Auffallend sind die Hörner bei beiden Geschlechtern. Die weiblichen Tiere (Auen) tragen schlanke Sichelhörner, während die Böcke stattlich gedrehte Hörner aufweisen, die bis zu 90 cm lang werden können. Guteschafe bekommen im Frühjahr ihre ca. 2-3 kg schweren Lämmer, oft auch Zwillinge und sind sehr gute, wachsame Eltern. Ausgewachsen können Auen ein Gewicht von ca. 60 kg, Böcke bis zu 100 kg erreichen. Leittier einer Herde ist meistens eine ältere, erfahrene Aue.

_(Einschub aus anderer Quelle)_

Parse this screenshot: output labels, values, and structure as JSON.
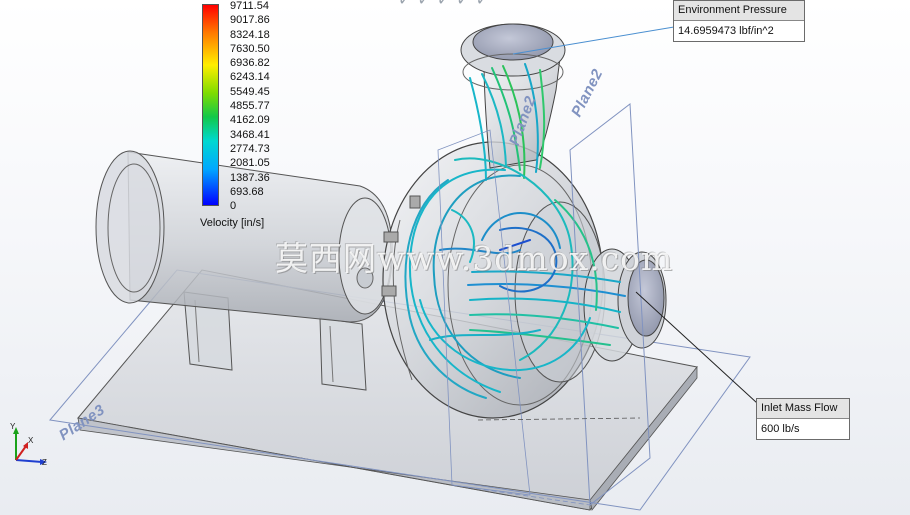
{
  "legend": {
    "ticks": [
      "9711.54",
      "9017.86",
      "8324.18",
      "7630.50",
      "6936.82",
      "6243.14",
      "5549.45",
      "4855.77",
      "4162.09",
      "3468.41",
      "2774.73",
      "2081.05",
      "1387.36",
      "693.68",
      "0"
    ],
    "title": "Velocity [in/s]",
    "colors": [
      "#ff0000",
      "#ff7a00",
      "#ffee00",
      "#7fdc00",
      "#12c84a",
      "#00d8d0",
      "#00a8ff",
      "#0000ff"
    ]
  },
  "callouts": {
    "environment": {
      "title": "Environment Pressure",
      "value": "14.6959473 lbf/in^2"
    },
    "inlet": {
      "title": "Inlet Mass Flow",
      "value": "600 lb/s"
    }
  },
  "planes": {
    "plane2": "Plane2",
    "plane2b": "Plane2",
    "plane3": "Plane3"
  },
  "watermark": "莫西网www.3dmox.com",
  "triad": {
    "y": "Y",
    "x": "X",
    "z": "Z"
  },
  "colors": {
    "plane": "#8193c0",
    "flow": "#18b6c9",
    "flow_dark": "#1e7d9a",
    "body": "#c9ccd2"
  }
}
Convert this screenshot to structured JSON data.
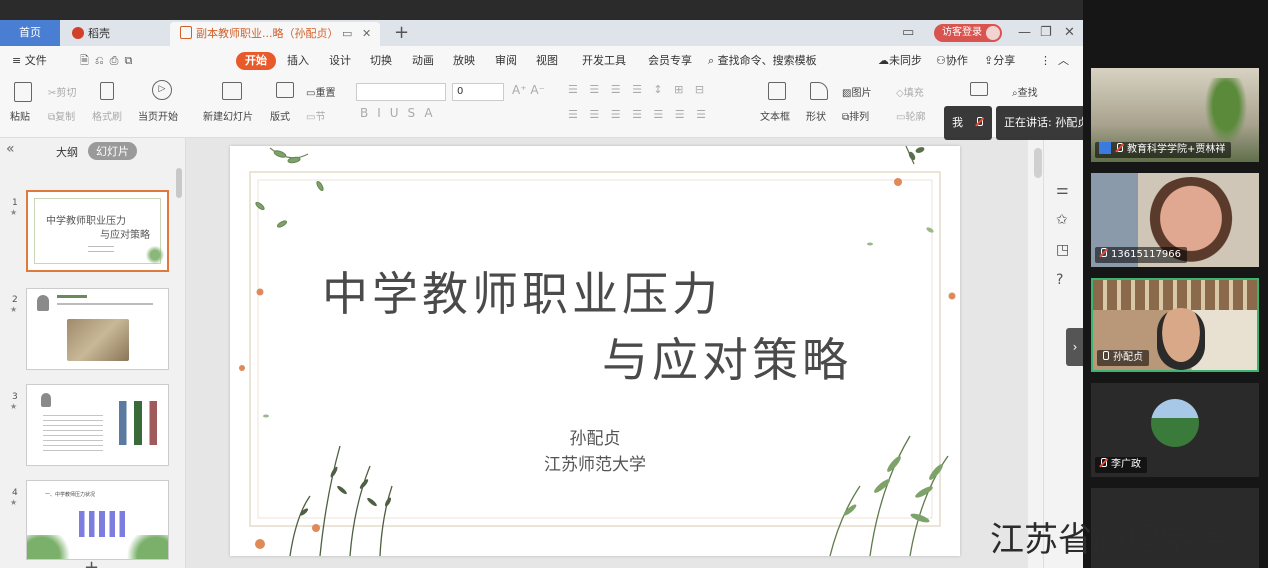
{
  "tabs": {
    "home": "首页",
    "docer": "稻壳",
    "document": "副本教师职业...略（孙配贞）",
    "guest_login": "访客登录"
  },
  "menu": {
    "file": "≡ 文件",
    "start": "开始",
    "insert": "插入",
    "design": "设计",
    "switch": "切换",
    "animation": "动画",
    "slideshow": "放映",
    "review": "审阅",
    "view": "视图",
    "developer": "开发工具",
    "member": "会员专享",
    "search_cmd": "查找命令、搜索模板",
    "unsync": "未同步",
    "collab": "协作",
    "share": "分享"
  },
  "ribbon": {
    "paste": "粘贴",
    "cut": "剪切",
    "copy": "复制",
    "format_painter": "格式刷",
    "from_start": "当页开始",
    "new_slide": "新建幻灯片",
    "layout": "版式",
    "section": "节",
    "reset": "重置",
    "font_size": "0",
    "text_box": "文本框",
    "shape": "形状",
    "picture": "图片",
    "arrange": "排列",
    "fill": "填充",
    "outline": "轮廓",
    "find": "查找"
  },
  "left_panel": {
    "outline_tab": "大纲",
    "slides_tab": "幻灯片",
    "thumbs": [
      {
        "num": "1",
        "title1": "中学教师职业压力",
        "title2": "与应对策略"
      },
      {
        "num": "2"
      },
      {
        "num": "3"
      },
      {
        "num": "4",
        "caption": "一、中学教师压力状况"
      }
    ]
  },
  "slide": {
    "title_line1": "中学教师职业压力",
    "title_line2": "与应对策略",
    "author": "孙配贞",
    "affiliation": "江苏师范大学"
  },
  "meeting": {
    "me_label": "我",
    "speaking_label": "正在讲话: 孙配贞;",
    "participants": [
      {
        "name": "教育科学学院+贾林祥"
      },
      {
        "name": "13615117966"
      },
      {
        "name": "孙配贞"
      },
      {
        "name": "李广政"
      }
    ]
  },
  "watermark": "江苏省心理学会",
  "colors": {
    "accent_orange": "#e85a2a",
    "home_tab_blue": "#4a7ed3",
    "guest_red": "#d9534f",
    "active_speaker_green": "#3cb371"
  }
}
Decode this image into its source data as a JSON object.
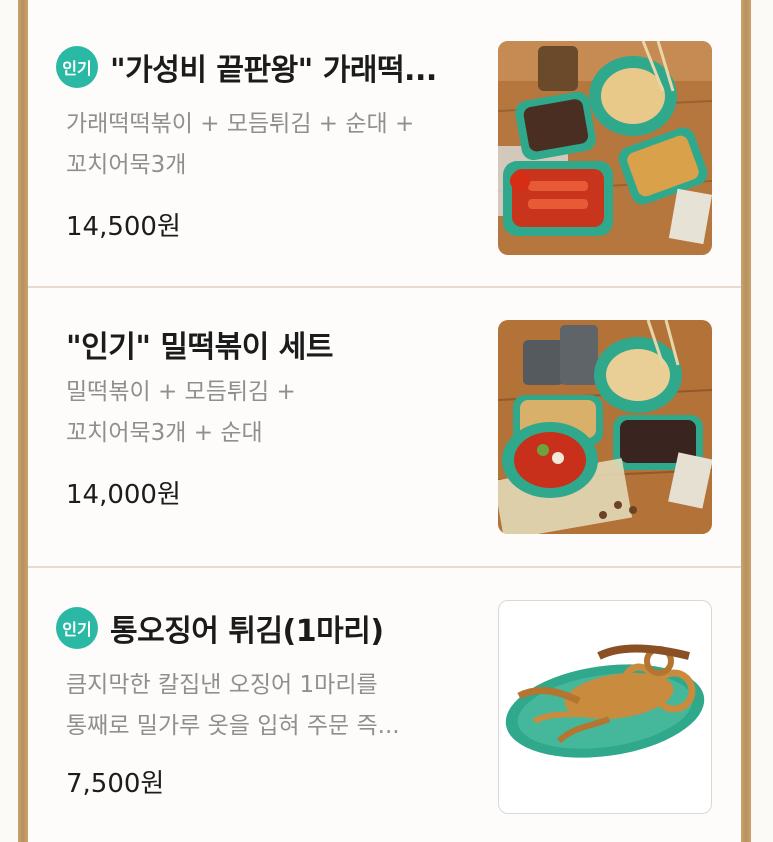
{
  "menu_items": [
    {
      "badge": "인기",
      "title": "\"가성비 끝판왕\" 가래떡...",
      "desc_line1": "가래떡떡볶이 + 모듬튀김 + 순대 +",
      "desc_line2": "꼬치어묵3개",
      "price": "14,500원"
    },
    {
      "badge": "",
      "title": "\"인기\" 밀떡볶이 세트",
      "desc_line1": "밀떡볶이 + 모듬튀김 +",
      "desc_line2": "꼬치어묵3개 + 순대",
      "price": "14,000원"
    },
    {
      "badge": "인기",
      "title": "통오징어 튀김(1마리)",
      "desc_line1": "큼지막한 칼집낸 오징어 1마리를",
      "desc_line2": "통째로 밀가루 옷을 입혀 주문 즉...",
      "price": "7,500원"
    }
  ],
  "colors": {
    "badge": "#2bb9a6",
    "frame": "#c9a36f",
    "divider": "#e6dccd"
  }
}
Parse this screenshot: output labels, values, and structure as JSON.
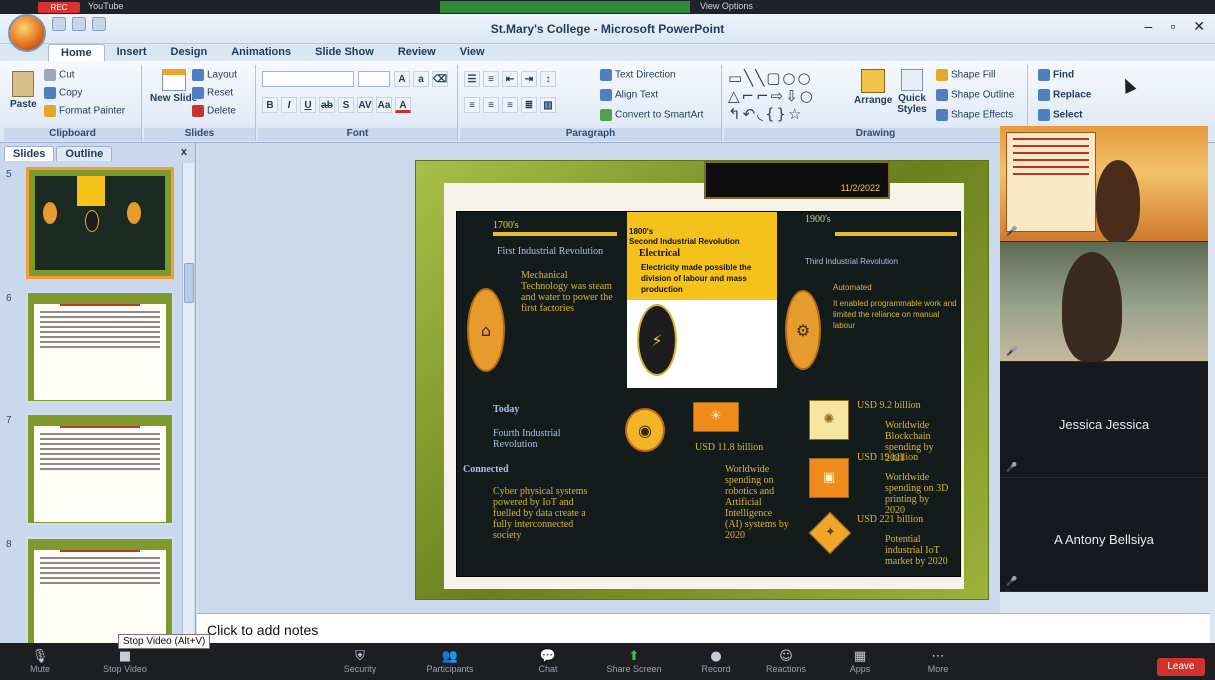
{
  "window": {
    "title": "St.Mary's College - Microsoft PowerPoint",
    "zoom_badge": "YouTube",
    "view_options": "View Options"
  },
  "tabs": [
    "Home",
    "Insert",
    "Design",
    "Animations",
    "Slide Show",
    "Review",
    "View"
  ],
  "ribbon": {
    "clipboard": {
      "paste": "Paste",
      "cut": "Cut",
      "copy": "Copy",
      "format_painter": "Format Painter",
      "label": "Clipboard"
    },
    "slides": {
      "layout": "Layout",
      "reset": "Reset",
      "new_slide": "New Slide",
      "delete": "Delete",
      "label": "Slides"
    },
    "font": {
      "label": "Font"
    },
    "paragraph": {
      "text_direction": "Text Direction",
      "align_text": "Align Text",
      "convert_smartart": "Convert to SmartArt",
      "label": "Paragraph"
    },
    "drawing": {
      "arrange": "Arrange",
      "quick_styles": "Quick Styles",
      "shape_fill": "Shape Fill",
      "shape_outline": "Shape Outline",
      "shape_effects": "Shape Effects",
      "label": "Drawing"
    },
    "editing": {
      "find": "Find",
      "replace": "Replace",
      "select": "Select"
    }
  },
  "pane": {
    "tab_slides": "Slides",
    "tab_outline": "Outline",
    "close": "x",
    "slide_numbers": [
      "5",
      "6",
      "7",
      "8"
    ]
  },
  "slide": {
    "date": "11/2/2022",
    "col1": {
      "era": "1700's",
      "title": "First Industrial Revolution",
      "body": "Mechanical Technology was steam and water to power the first factories"
    },
    "col2": {
      "era": "1800's",
      "title": "Second Industrial Revolution",
      "subtitle": "Electrical",
      "body": "Electricity made possible the division of labour and mass production"
    },
    "col3": {
      "era": "1900's",
      "title": "Third Industrial Revolution",
      "subtitle": "Automated",
      "body": "It enabled programmable work and limited the reliance on manual labour"
    },
    "today": {
      "label": "Today",
      "fourth": "Fourth Industrial Revolution",
      "connected": "Connected",
      "body": "Cyber physical systems powered by IoT and fuelled by data create a fully interconnected society"
    },
    "stats": {
      "s1_value": "USD 11.8 billion",
      "s1_text": "Worldwide spending on robotics and Artificial Intelligence (AI) systems by 2020",
      "s2_value": "USD 9.2 billion",
      "s2_text": "Worldwide Blockchain spending by 2021",
      "s3_value": "USD 19 billion",
      "s3_text": "Worldwide spending on 3D printing by 2020",
      "s4_value": "USD 221 billion",
      "s4_text": "Potential industrial IoT market by 2020"
    }
  },
  "notes": {
    "placeholder": "Click to add notes"
  },
  "tooltip": "Stop Video (Alt+V)",
  "participants": [
    {
      "name": "Jessica Jessica"
    },
    {
      "name": "A Antony Bellsiya"
    }
  ],
  "zoombar": {
    "items": [
      "Mute",
      "Stop Video",
      "Security",
      "Participants",
      "Chat",
      "Share Screen",
      "Record",
      "Reactions",
      "Apps",
      "More"
    ],
    "leave": "Leave"
  },
  "colors": {
    "accent": "#f4c21a",
    "slide_frame": "#8da632",
    "dark_bg": "#131c1a",
    "leave": "#d0332e"
  }
}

Das sehr dichte Fell besteht aus feinfaseriger Grundwolle, gröberen Deckhaaren und Markhaaren (Tothaaren). Die Farbe variiert über die ganze Grauskala, oft mit weißgrauer Grundfarbe und einem braunen Einschlag. Böcke tragen eine ausgeprägte Mähne. Dieses funktionale Fell ermöglicht es ihnen ganzjährig im Freien zu leben. Einige Guteschafe verfügen noch über einen natürlichen Fellwechsel, so dass man bei ihnen die alte Wolle einfach mit der Hand abziehen kann, ohne scheren zu müssen. Jedoch ist die so gewonnene Wolle oft sehr verfilzt und zum Spinnen ungeeignet.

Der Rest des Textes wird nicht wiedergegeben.